I was notified of some updates today, but when I looked at the list I saw that they were all about evolution-data-server and evolution-data-server-common. My first thought was that "I don't use evolution at all, so why is this stuff on my machine?"
I then went into Synaptic to purge all things evolution and to my dismay, removing the evolution-data-server-common has the side effect of removing all the Gnome applets, indicators, and several other useful features.
Whats up with that? Honestly...
That is because many applications can depend on evolution. They have export to evolution, import, or use it as backend. Evolution is Gnome's default PIM data storage center. Unfortunately, for binary distro, that mean that evolution library must be present, or some of such applications will crash. Everything depending on everything is one of the main flaws of binary package distro, like Ubuntu, when compared to source-based, like Gentoo. In Gentoo the problem is addresed differently. Don't try to delete it anyways, cause if it works now, it may be will not after some updates. Are you really so confined in space? Just delete it from menu and forget. By the way, default clock widget in right corner used to depend on evolution too.

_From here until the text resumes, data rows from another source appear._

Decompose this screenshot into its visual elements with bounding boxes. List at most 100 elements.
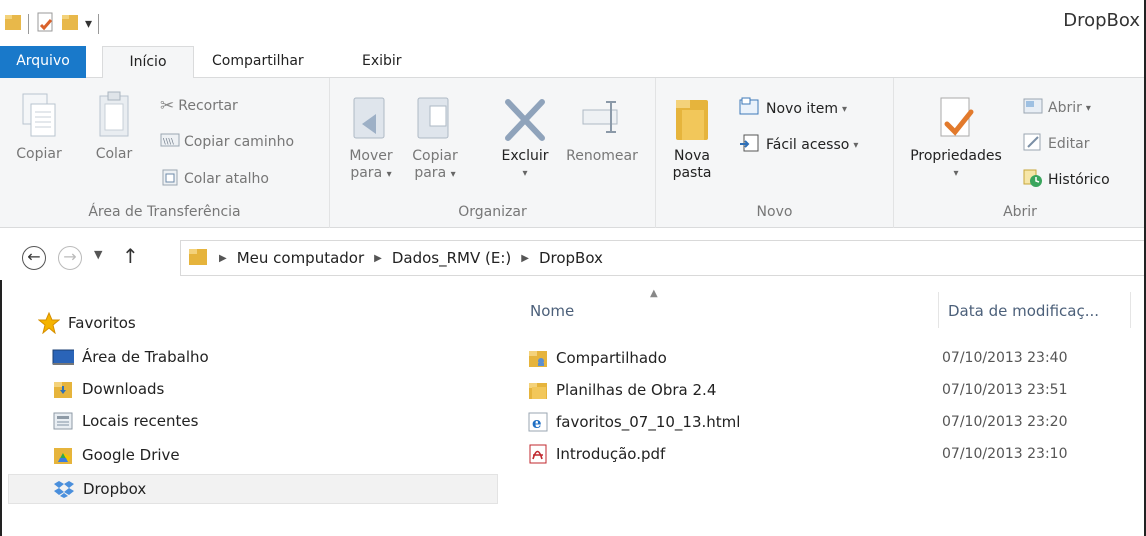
file-date: 07/10/2013 23:10 — [942, 446, 1068, 462]
copy-path-button[interactable]: \\\\ Copiar caminho — [160, 132, 294, 152]
easy-access-button[interactable]: Fácil acesso ▾ — [738, 132, 858, 158]
breadcrumb-separator-icon[interactable]: ▶ — [219, 253, 227, 264]
tab-share[interactable]: Compartilhar — [198, 46, 318, 78]
open-group-label: Abrir — [1003, 204, 1037, 220]
file-date: 07/10/2013 23:51 — [942, 382, 1068, 398]
forward-button[interactable]: → — [58, 246, 82, 270]
tab-home[interactable]: Início — [102, 46, 194, 79]
recent-places-icon — [52, 411, 74, 431]
paste-icon — [94, 91, 134, 146]
move-to-button[interactable]: Mover para ▾ — [342, 94, 400, 183]
open-icon — [1022, 96, 1044, 120]
address-row: ← → ▼ ↑ ▶ Meu computador ▶ Dados_RMV (E:… — [0, 236, 1146, 280]
back-arrow-icon: ← — [27, 247, 41, 266]
edit-button[interactable]: Editar — [1022, 132, 1089, 156]
paste-button[interactable]: Colar — [88, 90, 140, 163]
folder-icon — [526, 379, 550, 401]
cut-label: Recortar — [178, 98, 238, 114]
file-name: Compartilhado — [556, 349, 667, 367]
open-button[interactable]: Abrir ▾ — [1022, 96, 1091, 120]
breadcrumb-separator-icon[interactable]: ▶ — [521, 253, 529, 264]
title-bar: ▾ DropBox — [0, 0, 1146, 46]
breadcrumb-dropbox[interactable]: DropBox — [539, 249, 603, 267]
new-folder-icon[interactable] — [61, 12, 79, 36]
column-header-name[interactable]: Nome — [530, 302, 574, 320]
chevron-down-icon: ▾ — [522, 168, 528, 179]
copy-label: Copiar — [16, 146, 62, 162]
file-row[interactable]: Compartilhado 07/10/2013 23:40 — [526, 342, 1146, 374]
edit-icon — [1022, 132, 1044, 156]
window-title: DropBox — [1063, 10, 1140, 31]
nav-item-label: Locais recentes — [82, 412, 199, 430]
column-header-date[interactable]: Data de modificaç... — [948, 302, 1099, 320]
column-divider[interactable] — [1130, 292, 1131, 328]
copy-to-label-2: para — [414, 165, 447, 181]
clipboard-group: Copiar Colar ✂ Recortar \\\\ Copiar cami… — [0, 78, 330, 228]
rename-icon — [579, 101, 625, 148]
nav-item-dropbox[interactable]: Dropbox — [8, 474, 498, 504]
rename-label: Renomear — [566, 148, 638, 164]
file-row[interactable]: Planilhas de Obra 2.4 07/10/2013 23:51 — [526, 374, 1146, 406]
new-item-icon — [738, 96, 762, 122]
nav-item-label: Google Drive — [82, 446, 180, 464]
paste-shortcut-button[interactable]: Colar atalho — [160, 168, 269, 190]
tab-file[interactable]: Arquivo — [0, 46, 86, 78]
google-drive-icon — [52, 445, 74, 465]
up-arrow-icon[interactable]: ↑ — [122, 244, 139, 268]
move-to-label-1: Mover — [349, 148, 393, 164]
chevron-down-icon: ▾ — [1085, 102, 1091, 114]
new-group: Nova pasta Novo item ▾ Fácil acesso ▾ No… — [656, 78, 894, 228]
nav-item-recent[interactable]: Locais recentes — [8, 406, 498, 436]
chevron-down-icon: ▾ — [953, 168, 959, 179]
desktop-icon — [52, 347, 74, 367]
breadcrumb-separator-icon[interactable]: ▶ — [374, 253, 382, 264]
delete-button[interactable]: Excluir ▾ — [494, 94, 556, 182]
properties-button[interactable]: Propriedades ▾ — [902, 94, 1010, 182]
customize-qat-icon[interactable]: ▾ — [85, 16, 92, 32]
history-icon — [1022, 168, 1044, 192]
nav-item-desktop[interactable]: Área de Trabalho — [8, 342, 498, 372]
nav-favorites-label: Favoritos — [68, 314, 136, 332]
file-name: Planilhas de Obra 2.4 — [556, 381, 717, 399]
nav-favorites[interactable]: Favoritos — [8, 308, 498, 338]
file-row[interactable]: Introdução.pdf 07/10/2013 23:10 — [526, 438, 1146, 470]
nav-item-downloads[interactable]: Downloads — [8, 374, 498, 404]
organize-group: Mover para ▾ Copiar para ▾ Excluir ▾ Ren… — [330, 78, 656, 228]
move-to-icon — [348, 97, 394, 148]
qat-separator — [28, 14, 29, 34]
copy-button[interactable]: Copiar — [14, 90, 64, 163]
open-label: Abrir — [1048, 100, 1082, 116]
paste-label: Colar — [95, 146, 133, 162]
tab-view[interactable]: Exibir — [348, 46, 416, 78]
properties-icon[interactable] — [35, 12, 55, 36]
delete-label: Excluir — [501, 148, 549, 164]
address-bar[interactable]: ▶ Meu computador ▶ Dados_RMV (E:) ▶ Drop… — [180, 240, 1146, 276]
rename-button[interactable]: Renomear — [558, 94, 646, 165]
copy-path-label: Copiar caminho — [184, 134, 295, 150]
history-button[interactable]: Histórico — [1022, 168, 1110, 192]
dropbox-icon — [53, 479, 75, 499]
new-item-button[interactable]: Novo item ▾ — [738, 96, 847, 122]
chevron-down-icon: ▾ — [386, 169, 392, 180]
file-row[interactable]: e favoritos_07_10_13.html 07/10/2013 23:… — [526, 406, 1146, 438]
breadcrumb-computer[interactable]: Meu computador — [237, 249, 364, 267]
copy-to-label-1: Copiar — [412, 148, 458, 164]
copy-to-button[interactable]: Copiar para ▾ — [406, 94, 464, 183]
new-folder-button[interactable]: Nova pasta — [670, 94, 714, 182]
svg-text:e: e — [532, 414, 542, 432]
new-folder-icon — [672, 100, 712, 148]
cut-button[interactable]: ✂ Recortar — [160, 96, 238, 116]
pdf-icon — [526, 443, 550, 465]
column-divider[interactable] — [938, 292, 939, 328]
easy-access-icon — [738, 132, 762, 158]
breadcrumb-drive[interactable]: Dados_RMV (E:) — [392, 249, 511, 267]
clipboard-group-label: Área de Transferência — [88, 204, 241, 220]
file-date: 07/10/2013 23:20 — [942, 414, 1068, 430]
nav-item-google-drive[interactable]: Google Drive — [8, 440, 498, 470]
file-name: Introdução.pdf — [556, 445, 666, 463]
file-date: 07/10/2013 23:40 — [942, 350, 1068, 366]
back-button[interactable]: ← — [22, 246, 46, 270]
new-folder-label-1: Nova — [674, 148, 710, 164]
chevron-down-icon: ▾ — [853, 139, 859, 151]
recent-locations-chevron-icon[interactable]: ▼ — [94, 248, 102, 261]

It's a little late, I know, but evolution-data-server is distinct from Evolution the mail client. I had the same wtf moment when I went to install a Gnome app when I don't use Gnome as my DE. A quick search revealed their git repo with this:
https://github.com/GNOME/evolution-data-server/blob/master/README
I agree this is annoying, and looks like it's fixed for
Raring
. See #8 on launchpad(I haven't tested it though).